Maestro 25 is just one example of a Dams product range that has added value built into a competitive price. So, where does that value lie?



Firstly, let’s consider the materials. Is the wood used from sustainable sources and can this be traced and verified across the supply chain? For many corporate customers, particularly those that measure their embedded carbon and report on CSR (corporate and social responsibility) matters, purchasing goods made from materials that have been sourced responsibly is important.

Next, there is the question of supply chain considerations. If the desking is being manufactured overseas, what are the lead times? Will it be available from stock? Will co-ordinating items be available and, if the customer decides to buy more items to match in the future will they be a true match or will there be variations in colour and quality due to lack of traceability.?

Conversely, by buying from a UK manufacturer like Dams, the customer can be confident of excellent product availability. Our operations have been designed to adapt to spikes in demand and around a third of our portfolio is available for next day or day of choice, ‘Blue Box’ delivery.
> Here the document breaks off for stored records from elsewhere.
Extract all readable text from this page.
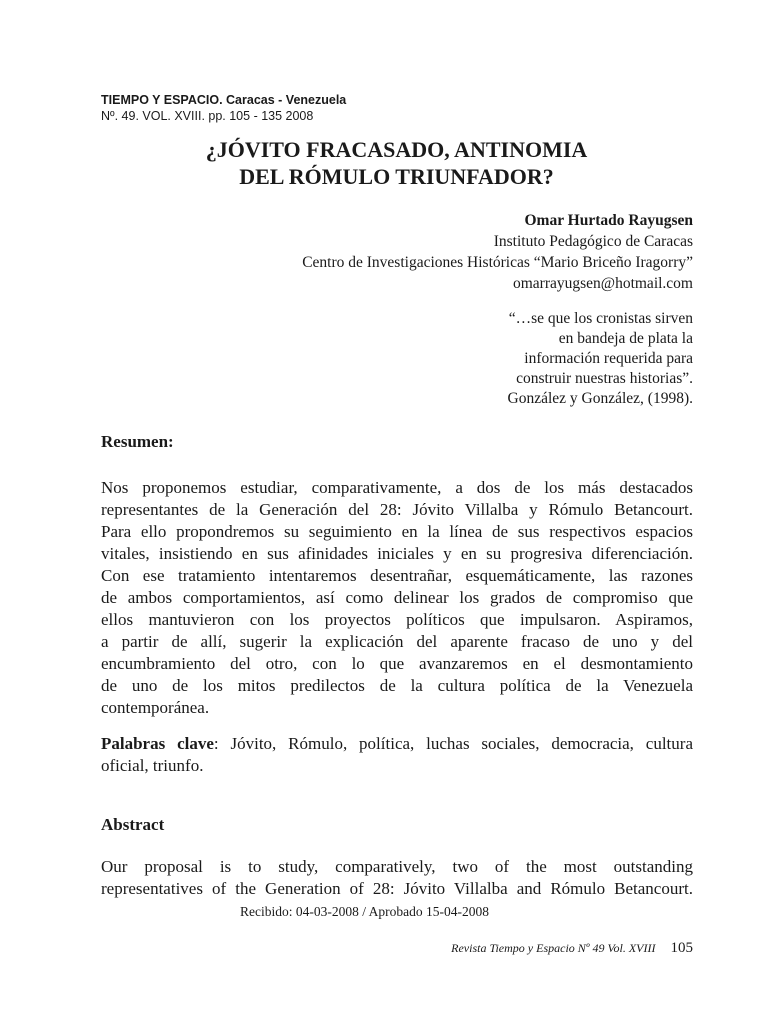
TIEMPO Y ESPACIO. Caracas - Venezuela
Nº. 49. VOL. XVIII. pp. 105 - 135 2008
¿JÓVITO FRACASADO, ANTINOMIA
DEL RÓMULO TRIUNFADOR?
Omar Hurtado Rayugsen
Instituto Pedagógico de Caracas
Centro de Investigaciones Históricas “Mario Briceño Iragorry”
omarrayugsen@hotmail.com
“…se que los cronistas sirven
en bandeja de plata la
información requerida para
construir nuestras historias”.
González y González, (1998).
Resumen:
Nos proponemos estudiar, comparativamente, a dos de los más destacados
representantes de la Generación del 28: Jóvito Villalba y Rómulo Betancourt.
Para ello propondremos su seguimiento en la línea de sus respectivos espacios
vitales, insistiendo en sus afinidades iniciales y en su progresiva diferenciación.
Con ese tratamiento intentaremos desentrañar, esquemáticamente, las razones
de ambos comportamientos, así como delinear los grados de compromiso que
ellos mantuvieron con los proyectos políticos que impulsaron. Aspiramos,
a partir de allí, sugerir la explicación del aparente fracaso de uno y del
encumbramiento del otro, con lo que avanzaremos en el desmontamiento
de uno de los mitos predilectos de la cultura política de la Venezuela
contemporánea.
Palabras clave: Jóvito, Rómulo, política, luchas sociales, democracia, cultura
oficial, triunfo.
Abstract
Our proposal is to study, comparatively, two of the most outstanding
representatives of the Generation of 28: Jóvito Villalba and Rómulo Betancourt.
Recibido: 04-03-2008 / Aprobado 15-04-2008
Revista Tiempo y Espacio Nº 49 Vol. XVIII 105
And of course, every item is traceable - from raw materials through to dispatch from the warehouse - with consistent processing to ensure accurate product matching for future orders and consistent wood finishes used across complementary ranges to aid specification of a co-ordinated office.

Our UK manufacturing capabilities also mean that quality management is consistent and accountable throughout the product design, manufacture and delivery process. Our work flows have been designed to include quality checks throughout production, ensuring consistently high standards.
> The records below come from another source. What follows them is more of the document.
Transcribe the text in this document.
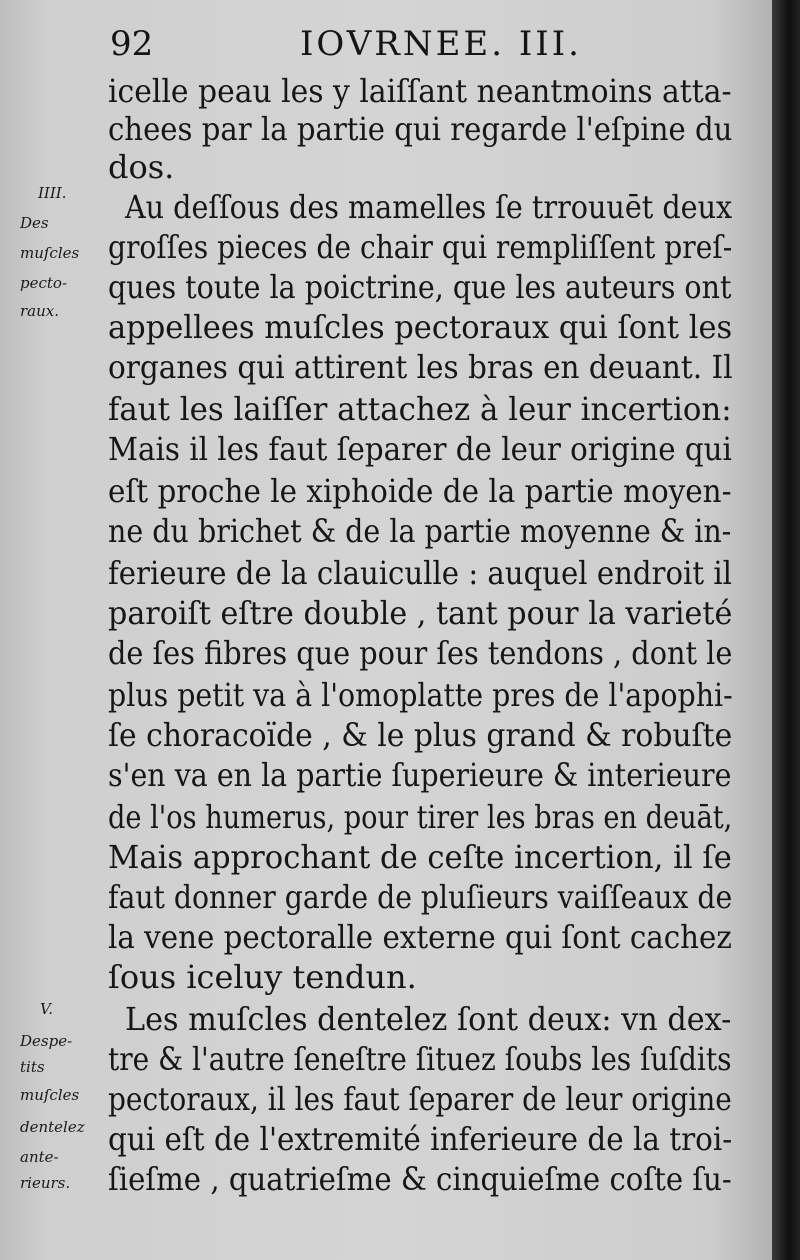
92	IOVRNEE. III.
icelle peau les y laiſſant neantmoins atta-
chees par la partie qui regarde l'eſpine du
dos.
Au deſſous des mamelles ſe trrouuēt deux
groſſes pieces de chair qui rempliſſent preſ-
ques toute la poictrine, que les auteurs ont
appellees muſcles pectoraux qui ſont les
organes qui attirent les bras en deuant. Il
faut les laiſſer attachez à leur incertion:
Mais il les faut ſeparer de leur origine qui
eſt proche le xiphoide de la partie moyen-
ne du brichet & de la partie moyenne & in-
ferieure de la clauiculle : auquel endroit il
paroiſt eſtre double , tant pour la varieté
de ſes fibres que pour ſes tendons , dont le
plus petit va à l'omoplatte pres de l'apophi-
ſe choracoïde , & le plus grand & robuſte
s'en va en la partie ſuperieure & interieure
de l'os humerus, pour tirer les bras en deuāt,
Mais approchant de ceſte incertion, il ſe
faut donner garde de pluſieurs vaiſſeaux de
la vene pectoralle externe qui ſont cachez
ſous iceluy tendun.
Les muſcles dentelez ſont deux: vn dex-
tre & l'autre ſeneſtre ſituez ſoubs les ſuſdits
pectoraux, il les faut ſeparer de leur origine
qui eſt de l'extremité inferieure de la troi-
ſieſme , quatrieſme & cinquieſme coſte ſu-
IIII.
Des
muſcles
pecto-
raux.
V.
Despe-
tits
muſcles
dentelez
ante-
rieurs.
Those standards are now independently verified by FIRA (Furniture Industry Research Association), with strict UKAS-accredited testing carried out across the Dams product range to provide additional peace of mind for customers that their furniture will not only offer a robust solution following purchase, but will also stand the test of time.

Finally, Dams delivers across the UK and offers both the dealer and the end user complete flexibility. Urgent orders can be collected from the Dams warehouse on the day of order and ‘Blue Box’ items include delivery within the price with next day or preferred day options. Any item can be delivered to a choice of either the dealer’s address or the end user’s preferred location, with options including assembly at site and installation or even space planning and project management for larger orders.

Replacing office furniture is a costly and inconvenient process; end users do not want to do it often, especially if they have to invest in new items because they sacrificed quality or traceability for cost first time around.